La conservation indiquée permet de garder le plat au réfrigérateur dans des contenants hermétiques pendant deux jours. Pour réchauffer, procédez doucement, avec un filet d’eau pour redonner du moelleux. La tfaya supporte très bien ce réchauffage séparé et peut même être préparée un peu en avance pour gagner du temps au service.

À retenirGardez la semoule, le poulet et la tfaya séparés jusqu’au dressage : le plat reste plus net et moins humide.

Délicieux couscous maison dans un bol en verre, avec un mélange d'épices et d'herbes. Parfait pour un repas copieux.

Questions pratiques

Comment savoir si la tfaya est à la bonne texture ?

Elle doit être souple, brillante et légèrement sirupeuse. Si elle coule comme un bouillon, continuez la réduction. Si elle accroche ou semble pâteuse, ajoutez un peu d’eau chaude et mélangez pour la détendre.

Que faire si la semoule forme des blocs ?

Égrenez-la tout de suite à la fourchette, puis ajoutez un tout petit peu d’eau très chaude et couvrez quelques minutes. Les grains doivent redevenir séparés sans être écrasés ; travaillez par mouvements légers.

Peut-on préparer le plat en avance ?

Oui, surtout la tfaya et le poulet. Réchauffez-les séparément et faites la semoule au dernier moment pour garder une texture légère. Si tout a été cuit ensemble, ajoutez un peu d’eau au réchauffage pour éviter un ensemble sec.

Quel est le meilleur indice pour le poulet ?

La chair doit être opaque jusqu’au cœur et se détacher facilement de l’os sans s’effilocher complètement. Si les jus restent rosés, poursuivez la cuisson à feu doux avec le couvercle.

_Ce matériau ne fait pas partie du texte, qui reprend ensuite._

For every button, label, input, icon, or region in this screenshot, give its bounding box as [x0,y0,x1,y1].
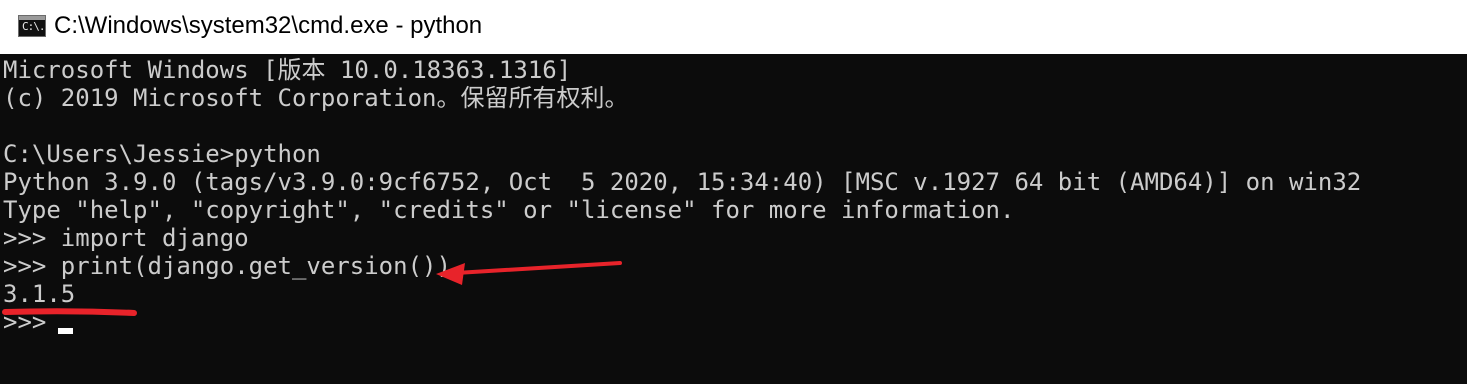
cmd-window: C:\. C:\Windows\system32\cmd.exe - pytho… [0,0,1467,384]
window-title: C:\Windows\system32\cmd.exe - python [54,12,483,39]
cmd-icon-glyph: C:\. [22,20,45,33]
terminal-line-1: Microsoft Windows [版本 10.0.18363.1316] [3,56,572,84]
terminal-line-4: C:\Users\Jessie>python [3,140,321,168]
cmd-icon[interactable]: C:\. [18,15,46,37]
terminal-line-7: >>> import django [3,224,249,252]
terminal-line-8: >>> print(django.get_version()) [3,252,451,280]
terminal-line-6: Type "help", "copyright", "credits" or "… [3,196,1015,224]
terminal-line-10: >>> [3,308,61,336]
terminal-line-9: 3.1.5 [3,280,76,308]
terminal-output[interactable]: Microsoft Windows [版本 10.0.18363.1316] (… [0,54,1467,384]
terminal-line-2: (c) 2019 Microsoft Corporation。保留所有权利。 [3,84,629,112]
title-bar[interactable]: C:\. C:\Windows\system32\cmd.exe - pytho… [0,0,1467,54]
text-cursor [58,328,73,334]
terminal-line-5: Python 3.9.0 (tags/v3.9.0:9cf6752, Oct 5… [3,168,1362,196]
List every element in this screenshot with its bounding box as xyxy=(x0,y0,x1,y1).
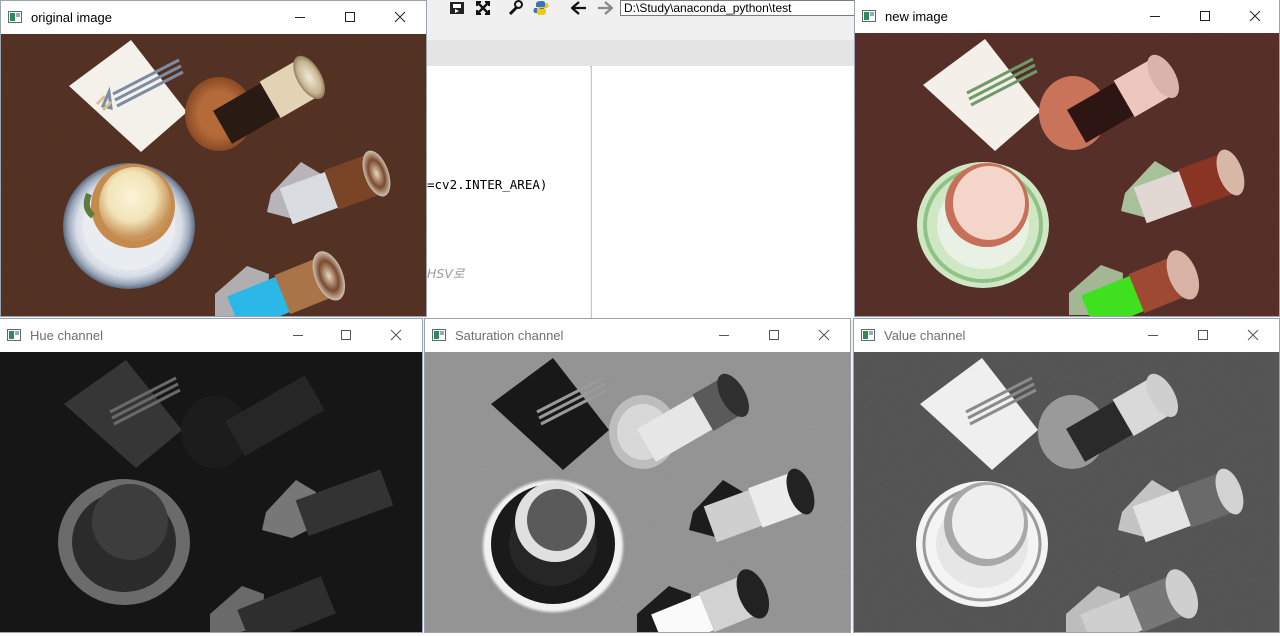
minimize-button[interactable] xyxy=(284,323,312,347)
minimize-icon xyxy=(295,17,305,18)
window-title: original image xyxy=(31,10,112,25)
code-comment-hsv: HSV로 xyxy=(427,266,465,281)
minimize-button[interactable] xyxy=(286,5,314,29)
close-icon xyxy=(390,329,402,341)
maximize-button[interactable] xyxy=(1189,323,1217,347)
value-channel-window[interactable]: Value channel xyxy=(854,319,1279,632)
value-channel-image xyxy=(854,352,1279,632)
hue-channel-image xyxy=(0,352,422,632)
window-app-icon xyxy=(861,329,875,341)
hue-channel-window[interactable]: Hue channel xyxy=(0,319,422,632)
editor-right-pane xyxy=(591,66,855,320)
window-app-icon xyxy=(862,10,876,22)
original-image-canvas xyxy=(1,34,426,316)
minimize-button[interactable] xyxy=(1139,323,1167,347)
maximize-button[interactable] xyxy=(1191,4,1219,28)
maximize-button[interactable] xyxy=(760,323,788,347)
window-app-icon xyxy=(8,11,22,23)
value-channel-canvas xyxy=(854,352,1279,632)
maximize-icon xyxy=(345,12,355,22)
python-icon[interactable] xyxy=(532,0,550,16)
maximize-icon xyxy=(1200,11,1210,21)
close-button[interactable] xyxy=(382,323,410,347)
maximize-button[interactable] xyxy=(336,5,364,29)
maximize-icon xyxy=(341,330,351,340)
saturation-channel-image xyxy=(425,352,850,632)
original-image-window[interactable]: original image xyxy=(1,1,426,316)
minimize-icon xyxy=(293,335,303,336)
code-line-resize: =cv2.INTER_AREA) xyxy=(427,177,548,192)
close-button[interactable] xyxy=(386,5,414,29)
close-button[interactable] xyxy=(1241,4,1269,28)
title-bar[interactable]: Value channel xyxy=(854,319,1279,352)
new-image-window[interactable]: new image xyxy=(855,0,1279,316)
working-directory-field[interactable]: D:\Study\anaconda_python\test xyxy=(620,0,857,16)
window-title: Hue channel xyxy=(30,328,103,343)
minimize-icon xyxy=(1148,335,1158,336)
title-bar[interactable]: original image xyxy=(1,1,426,34)
window-app-icon xyxy=(432,329,446,341)
close-icon xyxy=(1247,329,1259,341)
back-arrow-icon[interactable] xyxy=(570,0,588,16)
close-icon xyxy=(394,11,406,23)
saturation-channel-canvas xyxy=(425,352,850,632)
wrench-icon[interactable] xyxy=(506,0,524,16)
window-title: new image xyxy=(885,9,948,24)
maximize-button[interactable] xyxy=(332,323,360,347)
save-run-icon[interactable] xyxy=(448,0,466,16)
window-title: Saturation channel xyxy=(455,328,564,343)
close-icon xyxy=(1249,10,1261,22)
hue-shifted-photo xyxy=(855,33,1279,316)
title-bar[interactable]: Saturation channel xyxy=(425,319,850,352)
minimize-button[interactable] xyxy=(1141,4,1169,28)
minimize-icon xyxy=(1150,16,1160,17)
dessert-photo xyxy=(1,34,426,316)
maximize-icon xyxy=(769,330,779,340)
minimize-button[interactable] xyxy=(710,323,738,347)
title-bar[interactable]: Hue channel xyxy=(0,319,422,352)
saturation-channel-window[interactable]: Saturation channel xyxy=(425,319,850,632)
close-icon xyxy=(818,329,830,341)
maximize-icon xyxy=(1198,330,1208,340)
window-title: Value channel xyxy=(884,328,966,343)
forward-arrow-icon[interactable] xyxy=(596,0,614,16)
close-button[interactable] xyxy=(810,323,838,347)
maximize-arrows-icon[interactable] xyxy=(474,0,492,16)
window-app-icon xyxy=(7,329,21,341)
editor-tab-bar xyxy=(426,40,854,67)
close-button[interactable] xyxy=(1239,323,1267,347)
title-bar[interactable]: new image xyxy=(855,0,1279,33)
new-image-canvas xyxy=(855,33,1279,316)
minimize-icon xyxy=(719,335,729,336)
hue-channel-canvas xyxy=(0,352,422,632)
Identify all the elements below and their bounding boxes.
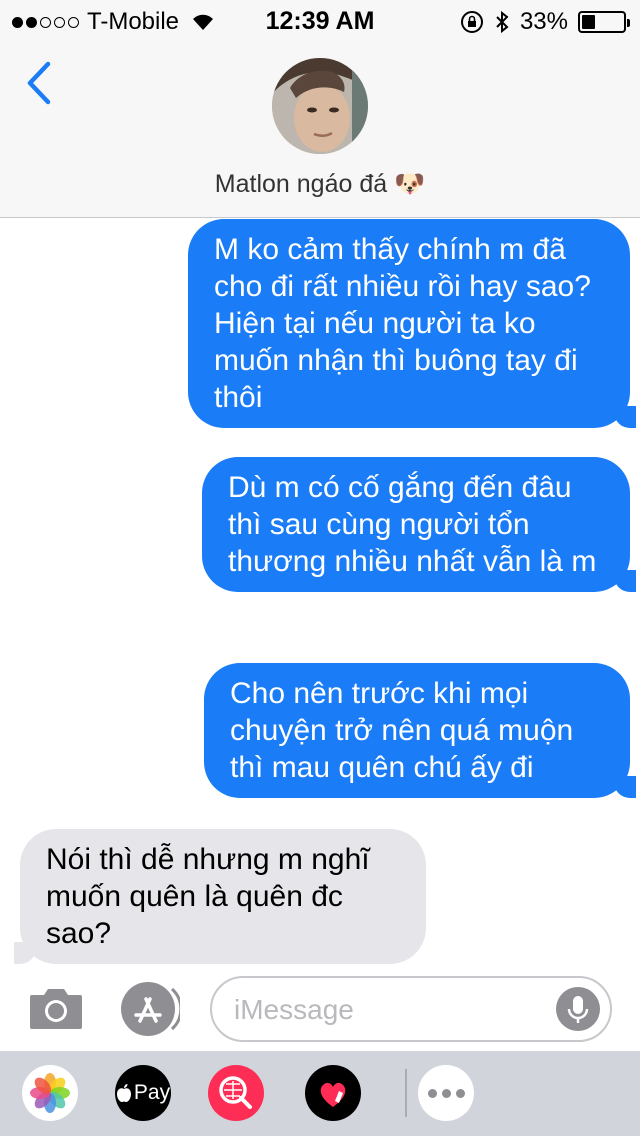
compose-bar — [0, 969, 640, 1051]
message-text: Cho nên trước khi mọi chuyện trở nên quá… — [230, 677, 574, 784]
image-search-app-icon[interactable] — [208, 1065, 264, 1121]
message-bubble-incoming: Nói thì dễ nhưng m nghĩ muốn quên là quê… — [14, 829, 426, 964]
microphone-icon[interactable] — [556, 987, 600, 1031]
message-text: Nói thì dễ nhưng m nghĩ muốn quên là quê… — [46, 843, 370, 950]
apple-pay-label: Pay — [133, 1081, 171, 1104]
digital-touch-app-icon[interactable] — [305, 1065, 361, 1121]
apple-pay-app-icon[interactable]: Pay — [115, 1065, 171, 1121]
back-chevron-icon[interactable] — [22, 58, 62, 108]
status-right: 33% — [460, 8, 630, 36]
message-text: Dù m có cố gắng đến đâu thì sau cùng ngư… — [228, 471, 597, 578]
message-bubble-outgoing: M ko cảm thấy chính m đã cho đi rất nhiề… — [188, 219, 636, 428]
photos-app-icon[interactable] — [22, 1065, 78, 1121]
app-drawer: Pay — [0, 1051, 640, 1136]
conversation-header: Matlon ngáo đá 🐶 — [0, 40, 640, 218]
message-bubble-outgoing: Cho nên trước khi mọi chuyện trở nên quá… — [204, 663, 636, 798]
status-bar: T-Mobile 12:39 AM 33% — [0, 0, 640, 40]
more-apps-icon[interactable] — [418, 1065, 474, 1121]
app-store-icon[interactable] — [120, 981, 180, 1037]
camera-icon[interactable] — [28, 983, 84, 1031]
imessage-input[interactable] — [234, 994, 534, 1026]
battery-icon — [578, 11, 630, 33]
message-text: M ko cảm thấy chính m đã cho đi rất nhiề… — [214, 233, 591, 414]
battery-percent: 33% — [519, 8, 568, 35]
orientation-lock-icon — [460, 11, 483, 33]
contact-name[interactable]: Matlon ngáo đá 🐶 — [0, 170, 640, 199]
imessage-field[interactable] — [210, 976, 612, 1042]
apple-logo-icon — [116, 1084, 131, 1102]
message-bubble-outgoing: Dù m có cố gắng đến đâu thì sau cùng ngư… — [202, 457, 636, 592]
bluetooth-icon — [496, 10, 509, 34]
drawer-separator — [405, 1069, 407, 1117]
contact-avatar[interactable] — [272, 58, 368, 154]
message-list: M ko cảm thấy chính m đã cho đi rất nhiề… — [0, 219, 640, 969]
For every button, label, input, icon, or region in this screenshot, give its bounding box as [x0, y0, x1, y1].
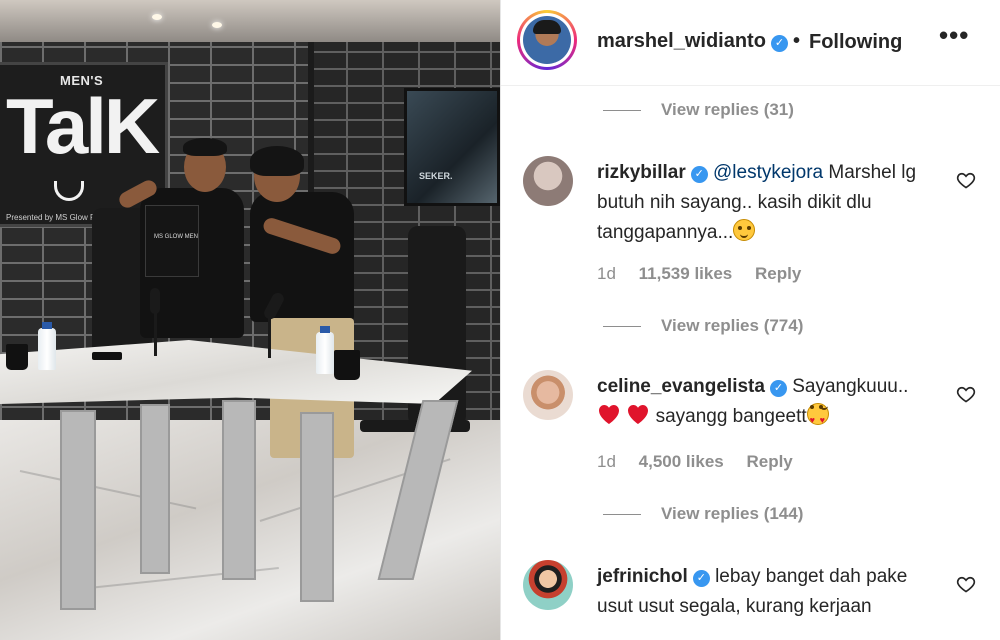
- comment-likes[interactable]: 4,500 likes: [639, 452, 724, 471]
- post-author[interactable]: marshel_widianto ✓: [597, 30, 788, 53]
- comment-text-after: sayangg bangeett: [655, 406, 807, 427]
- comment-mention[interactable]: @lestykejora: [713, 162, 823, 183]
- more-options-icon[interactable]: •••: [939, 20, 969, 51]
- black-mug: [6, 344, 28, 370]
- verified-badge-icon: ✓: [692, 570, 710, 587]
- replies-divider: [603, 514, 641, 516]
- microphone-icon: [54, 181, 84, 201]
- view-replies-button[interactable]: View replies (31): [603, 100, 794, 124]
- water-bottle: [38, 328, 56, 370]
- verified-badge-icon: ✓: [770, 35, 788, 52]
- bottle-cap: [320, 326, 330, 333]
- view-replies-label: View replies (31): [661, 100, 794, 119]
- replies-divider: [603, 110, 641, 112]
- like-heart-icon[interactable]: [956, 574, 976, 594]
- black-mug: [334, 350, 360, 380]
- ceiling-light: [212, 22, 222, 28]
- verified-badge-icon: ✓: [769, 380, 787, 397]
- header-separator: •: [793, 30, 801, 52]
- post-author-username[interactable]: marshel_widianto: [597, 30, 766, 52]
- hair: [250, 146, 304, 176]
- avatar[interactable]: [523, 560, 573, 610]
- avatar-border: [520, 13, 574, 67]
- ceiling: [0, 0, 500, 42]
- hair: [183, 138, 227, 156]
- like-heart-icon[interactable]: [956, 170, 976, 190]
- red-heart-icon: [628, 405, 649, 424]
- black-shirt: [250, 192, 354, 322]
- view-replies-label: View replies (774): [661, 316, 804, 335]
- tv-text: SEKER.: [419, 171, 453, 181]
- slightly-smiling-face-icon: [733, 219, 756, 241]
- like-heart-icon[interactable]: [956, 384, 976, 404]
- comment-age: 1d: [597, 264, 616, 283]
- red-heart-icon: [599, 405, 619, 424]
- view-replies-label: View replies (144): [661, 504, 804, 523]
- comment-username[interactable]: celine_evangelista: [597, 376, 765, 397]
- desk-leg: [300, 412, 334, 602]
- comment-meta: 1d 4,500 likes Reply: [597, 452, 811, 472]
- story-avatar[interactable]: [517, 10, 577, 70]
- microphone: [150, 288, 160, 314]
- ceiling-light: [152, 14, 162, 20]
- sign-big-text: TalK: [6, 82, 160, 170]
- desk-leg: [140, 404, 170, 574]
- mic-stand: [154, 312, 157, 356]
- comment-body: celine_evangelista ✓ Sayangkuuu.. sayangg…: [597, 372, 937, 432]
- desk-leg: [222, 400, 256, 580]
- heart-eyes-face-icon: [806, 403, 829, 425]
- comment-body: jefrinichol ✓ lebay banget dah pake usut …: [597, 562, 937, 622]
- verified-badge-icon: ✓: [690, 166, 708, 183]
- avatar[interactable]: [523, 370, 573, 420]
- water-bottle: [316, 332, 334, 374]
- comment-likes[interactable]: 11,539 likes: [639, 264, 733, 283]
- reply-button[interactable]: Reply: [746, 452, 792, 471]
- post-photo[interactable]: MEN'S TalK Presented by MS Glow For Men …: [0, 0, 500, 640]
- comment-age: 1d: [597, 452, 616, 471]
- product-bag: MS GLOW MEN: [145, 205, 199, 277]
- comments-panel: marshel_widianto ✓ • Following ••• View r…: [500, 0, 1000, 640]
- reply-button[interactable]: Reply: [755, 264, 801, 283]
- mic-stand: [268, 318, 271, 358]
- avatar: [523, 16, 571, 64]
- bag-label: MS GLOW MEN: [154, 234, 199, 240]
- post-header: marshel_widianto ✓ • Following •••: [501, 0, 1000, 86]
- comment-body: rizkybillar ✓ @lestykejora Marshel lg but…: [597, 158, 937, 248]
- view-replies-button[interactable]: View replies (774): [603, 316, 803, 340]
- view-replies-button[interactable]: View replies (144): [603, 504, 803, 528]
- comment-username[interactable]: jefrinichol: [597, 566, 688, 587]
- desk-leg: [60, 410, 96, 610]
- comment-username[interactable]: rizkybillar: [597, 162, 686, 183]
- bottle-cap: [42, 322, 52, 329]
- wall-tv: SEKER.: [404, 88, 500, 206]
- comment-meta: 1d 11,539 likes Reply: [597, 264, 819, 284]
- phone-on-desk: [92, 352, 122, 360]
- replies-divider: [603, 326, 641, 328]
- comment-text-before: Sayangkuuu..: [792, 376, 909, 397]
- following-button[interactable]: Following: [809, 31, 902, 54]
- avatar[interactable]: [523, 156, 573, 206]
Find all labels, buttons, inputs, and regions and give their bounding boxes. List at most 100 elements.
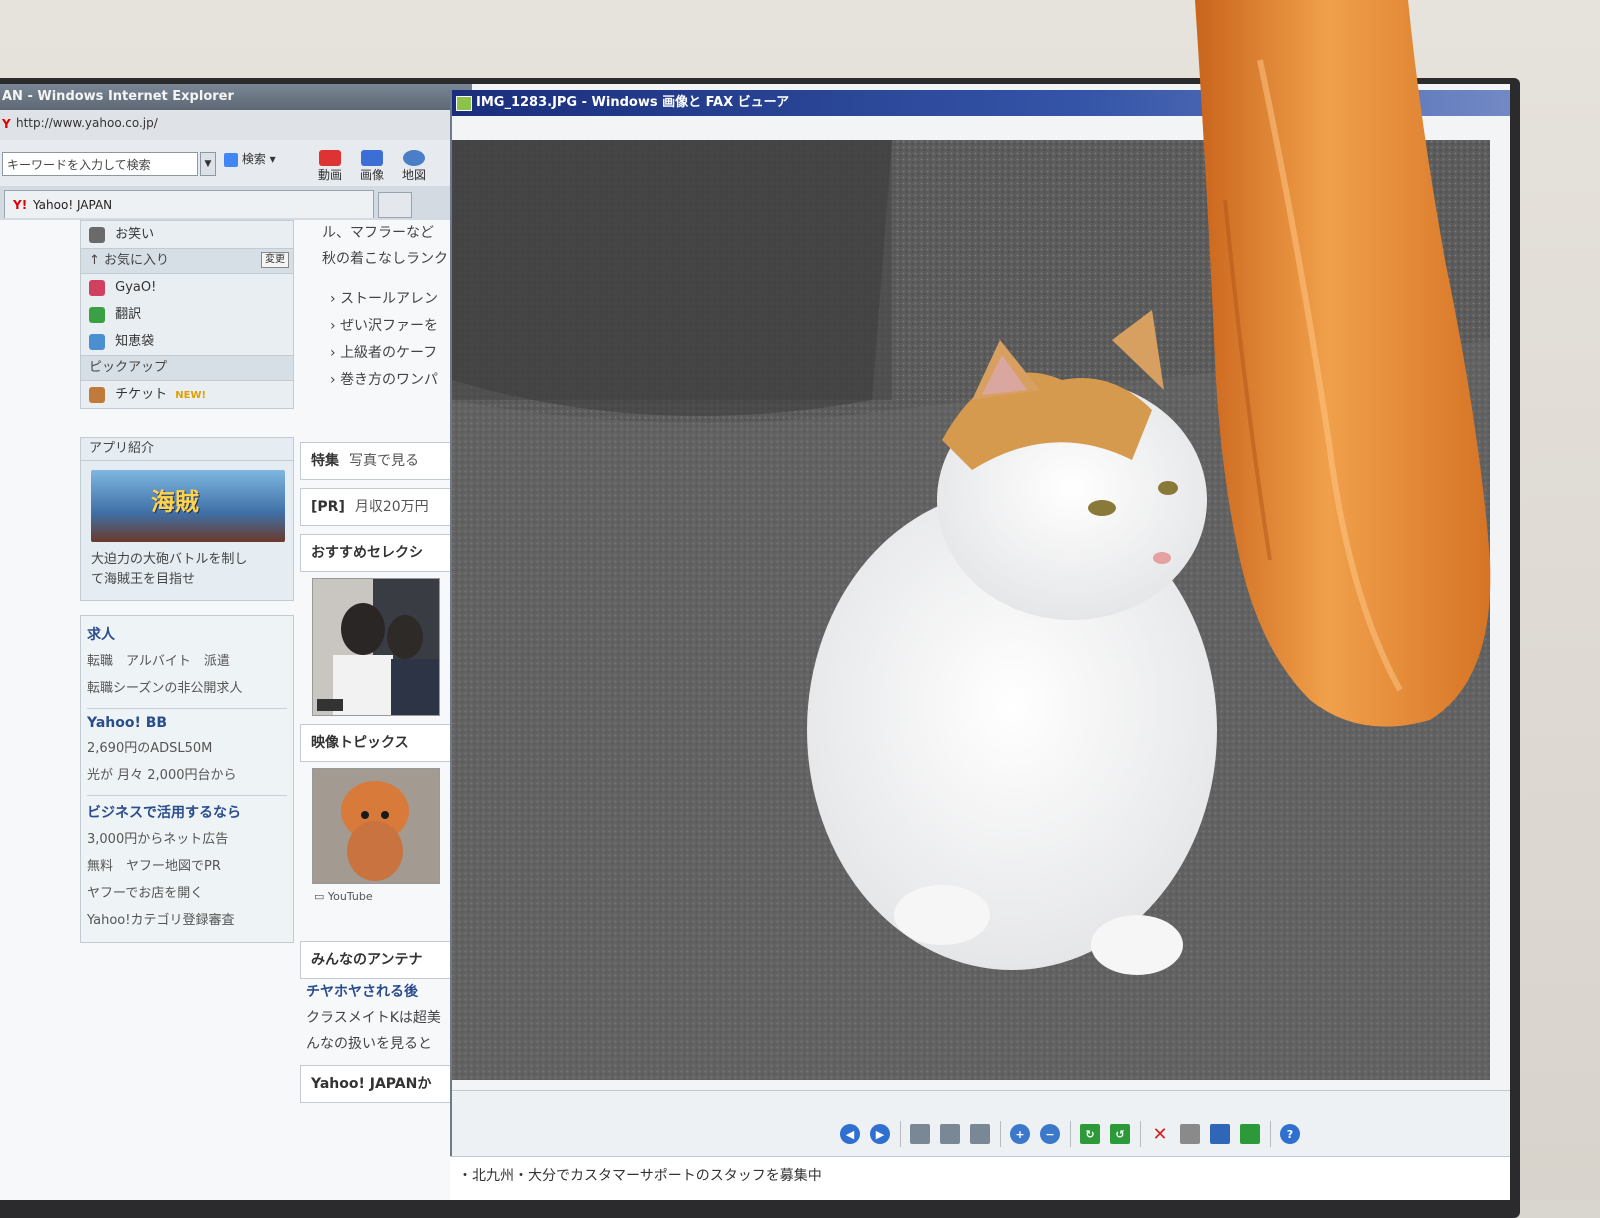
divider bbox=[87, 795, 287, 796]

Peut-on remplacer les courgettes par un autre légume ?

Oui, à condition de choisir un légume qui cuit vite ou de le couper assez gros. Des navets ou du potimarron donnent une texture plus ferme et demandent plus de temps ; les courgettes restent intéressantes parce qu’elles gardent le volume sans alourdir la sauce.

Comment réchauffer sans dessécher le plat ?

Réchauffez à feu doux ou à la vapeur avec un filet d’eau, en remuant la semoule seulement à la fin pour ne pas l’écraser. La tfaya, elle, se réchauffe très bien à part et retrouve sa brillance presque immédiatement.